How I made peace with Total Addressable Market

Posted on Posted in Data Driven Culture, Design Thinking, Machine Intelligence, Marketing Science, SaaS, Technology

I was 28 and sleepless when I encountered a marketing version of the logistic function. It was beautiful. It’s one of those things you’re taught about in one context, and when you’re shown it from another angle, it expands your mind. It was like discovering Pi for the first time. I could use it to check the assumptions of a market penetration forecast, and substitute my own estimates for others. I felt empowered and delirious from being able to produce a solid forecast. It became a tool as useful as btau or the crosstab.

There’s a part of that math, a variable called saturation, that worried me from the outset. Saturation is the maximum percentage of adoption that a market will accept. While there are subtle differences between Saturation and Total Addressable Market, they essentially mean the same thing.

Who is to say what TAM is? For years I estimated it. This is where years of comparative analysis training came in handy. If I observed saturation in a set of countries, I could apply that level to other countries that were similar but a bit behind. If those countries were clearly different from others, most often broadband penetration and disposable income, I could make adjustments to the variable. The S could be squat. The S could be giant.

I’d later extend it to demographics, markets, and later still, social graphs. It was just obvious that this is how nature worked.

And as I transitioned into entrepreneurial life, it became much more of a concern.

You can tell I’ve been ever more worried by the amount I wrote about it.

As part on a very long series called Data Driven Culture, I wrote at length about the importance of Total Addressable Market (TAM) estimation. Later I broke TAM down into three variables, and over this last summer, I exposed myself to as many new findings on the subject as I could just this last summer. I tried to reconcile the uncertainty about TAM with heretical optimism.

I concluded that piece with a general stance on experimentation.

If I you don’t know what TAM is, go find out.

Go Find Out

There are several phases in a product or a startup lifecycle. Different books describe different phases in different ways. There’s an era before product-market-solution fit has been identified, and an era that comes afterward.

Most of the real risk comes before the fit. Everything after the fit is scaling. Many entrepreneurs I know really hate all the work that comes after fit has been discovered. The good stuff, to them, is discovering the fit.
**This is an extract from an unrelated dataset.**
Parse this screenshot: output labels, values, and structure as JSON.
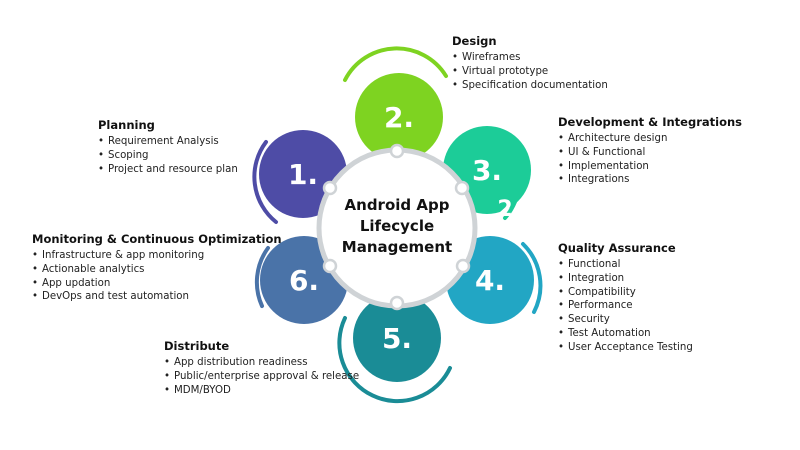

(Scaling a startup is no laughing matter either, in general, if you’ve done it once, you’ve done it a million times.)

People fear what they don’t know. I don’t know which products fit with which solution with which market all the time. I don’t fear the dark. I’m hardwired to fear the hungry lion that’s lurking out there in the dark.

I believe in a surface. Along the X-axis are all the problems that exist. Along the Y-axis are all the solutions that could exist. And the Z-axis is the available margin. Most of that surface is dark.

I imagine that there is a lot of margin in replacing lawyers with the blockchain. Standardizing terms, standardizing the paper, in such a way to reduce commercial friction would be very valuable to a lot of people. I don’t really know for sure. It’s dark.

I imagine there’s a lot of margin in training a machine to reply to cold call emails. I don’t really know for sure. It’s dark.

I don’t imagine that there’s a lot of margin in nail saloning in the King West district of Toronto. I don’t really know for sure. It’s really dark.

In many economies, firms really compete for margin. It’s hard to imagine these days with all of our mercantilism and closed trade and FCC regulatory capture. But it’s true! There are some markets that are really, truly, competitive! Sometimes there really is a lion feasting on margin on some of those bumps.

The ultimate way to figure out TAM is to collect data on it.

And there are a few tools for that. There’s fire. Flashlights can be good. Glowsticks. You get it. Anything to illuminate a patch of the fabric is good.

I made peace with the random nature of TAM because can it can be discovered. And you can get a clearer picture of TAM as your explore it. It’s knowable.